We find no clear error in these findings. On appeal, the Hallings have essentially attempted to relitigate the factual issues before the District Court. The Hallings’ arguments generally dispute the District Court’s interpretation and construction of testimony, but they provide nothing to compel the firm and definite conviction that the District Court committed error. On the facts found by the District Court, we have little trouble affirming its legal conclusion that the Hallings’ motel and restaurant constitute a single enterprise under the FLSA. Unlike the motel and restaurant in Dunlop v. Ashy, 555 F.2d 1228 (5th Cir.1977), or the lunch counter and drugstore in Donovan v. Weber, 723 F.2d 1388 (8th Cir.1984), the Hallings’ establishments are clearly under the common control of the same owners, with substantially overlapping operations.
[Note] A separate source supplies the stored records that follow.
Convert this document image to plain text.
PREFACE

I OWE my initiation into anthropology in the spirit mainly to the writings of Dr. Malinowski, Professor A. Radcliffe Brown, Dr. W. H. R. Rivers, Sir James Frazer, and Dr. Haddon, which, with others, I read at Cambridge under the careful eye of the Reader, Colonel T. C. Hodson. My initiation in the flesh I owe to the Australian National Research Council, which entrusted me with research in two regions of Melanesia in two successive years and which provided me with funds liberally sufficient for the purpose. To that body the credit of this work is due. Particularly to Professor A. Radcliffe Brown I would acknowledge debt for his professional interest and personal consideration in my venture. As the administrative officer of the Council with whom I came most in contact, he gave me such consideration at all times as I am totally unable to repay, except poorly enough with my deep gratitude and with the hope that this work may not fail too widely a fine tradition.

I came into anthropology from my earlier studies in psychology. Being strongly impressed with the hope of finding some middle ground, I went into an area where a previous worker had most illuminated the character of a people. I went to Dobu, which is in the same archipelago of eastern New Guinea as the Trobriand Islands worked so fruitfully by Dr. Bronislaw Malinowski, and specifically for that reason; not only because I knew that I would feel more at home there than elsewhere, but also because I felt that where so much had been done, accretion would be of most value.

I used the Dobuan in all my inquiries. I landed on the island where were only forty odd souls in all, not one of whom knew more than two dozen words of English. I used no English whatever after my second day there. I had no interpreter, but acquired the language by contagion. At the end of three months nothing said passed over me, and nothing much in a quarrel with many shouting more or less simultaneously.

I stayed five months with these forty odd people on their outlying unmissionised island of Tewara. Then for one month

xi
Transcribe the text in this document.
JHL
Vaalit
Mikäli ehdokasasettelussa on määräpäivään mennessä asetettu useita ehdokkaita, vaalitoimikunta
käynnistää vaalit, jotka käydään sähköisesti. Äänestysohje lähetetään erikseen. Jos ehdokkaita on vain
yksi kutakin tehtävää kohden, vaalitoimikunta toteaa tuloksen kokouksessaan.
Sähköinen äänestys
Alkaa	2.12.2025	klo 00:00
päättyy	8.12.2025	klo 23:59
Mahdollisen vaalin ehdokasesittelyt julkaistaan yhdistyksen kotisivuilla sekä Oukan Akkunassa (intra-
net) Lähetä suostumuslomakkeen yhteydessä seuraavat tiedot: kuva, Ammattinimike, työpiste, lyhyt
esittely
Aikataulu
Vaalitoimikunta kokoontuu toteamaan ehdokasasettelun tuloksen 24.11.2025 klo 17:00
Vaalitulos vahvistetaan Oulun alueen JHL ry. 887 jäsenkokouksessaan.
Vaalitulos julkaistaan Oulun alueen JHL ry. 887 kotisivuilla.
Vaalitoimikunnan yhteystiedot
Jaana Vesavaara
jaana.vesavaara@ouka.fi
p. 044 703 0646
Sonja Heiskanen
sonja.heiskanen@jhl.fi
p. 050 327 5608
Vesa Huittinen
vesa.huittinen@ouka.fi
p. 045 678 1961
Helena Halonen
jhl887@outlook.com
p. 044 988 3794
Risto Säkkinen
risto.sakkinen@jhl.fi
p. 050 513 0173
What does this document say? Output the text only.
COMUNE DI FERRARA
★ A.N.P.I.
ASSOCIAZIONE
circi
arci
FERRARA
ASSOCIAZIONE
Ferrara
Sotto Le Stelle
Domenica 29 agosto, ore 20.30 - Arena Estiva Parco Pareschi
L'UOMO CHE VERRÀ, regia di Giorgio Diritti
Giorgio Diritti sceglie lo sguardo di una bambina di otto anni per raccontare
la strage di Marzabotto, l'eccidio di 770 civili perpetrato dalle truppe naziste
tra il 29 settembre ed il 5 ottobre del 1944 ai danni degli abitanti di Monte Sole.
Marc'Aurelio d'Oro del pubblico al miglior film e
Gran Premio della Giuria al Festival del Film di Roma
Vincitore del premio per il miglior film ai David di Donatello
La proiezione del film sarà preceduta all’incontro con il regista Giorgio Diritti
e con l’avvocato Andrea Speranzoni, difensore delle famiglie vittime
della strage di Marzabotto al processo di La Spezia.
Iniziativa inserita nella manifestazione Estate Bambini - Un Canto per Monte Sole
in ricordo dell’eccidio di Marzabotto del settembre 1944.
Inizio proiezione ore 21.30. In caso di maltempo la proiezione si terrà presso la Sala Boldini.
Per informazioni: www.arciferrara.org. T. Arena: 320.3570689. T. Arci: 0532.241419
We further reject the Hallings’ claim that the District Court ought to have excluded the testimony of employees who left their jobs more than two years prior to the commencement of the suit. Although such employees may not recover back wages prior to the applicable limitations period, their testimony was probative of the ongoing organization of the Hallings’ business. The Hallings’ objection to the testimony of Ona Rae Bailey, some of which was subsequently recanted, is similarly insubstantial. The District Court’s findings related to her testimony were based on the testimony of several additional witnesses, and, in any case, the Court was in the best position to judge how much of Ms. Bailey’s testimony had actually been recanted by her subsequent affidavit, and whether she was telling the truth at trial or later.

Affirmed. 
      
      . The Hon. Andrew W. Bogue, Senior United States District Judge for the District of South Dakota.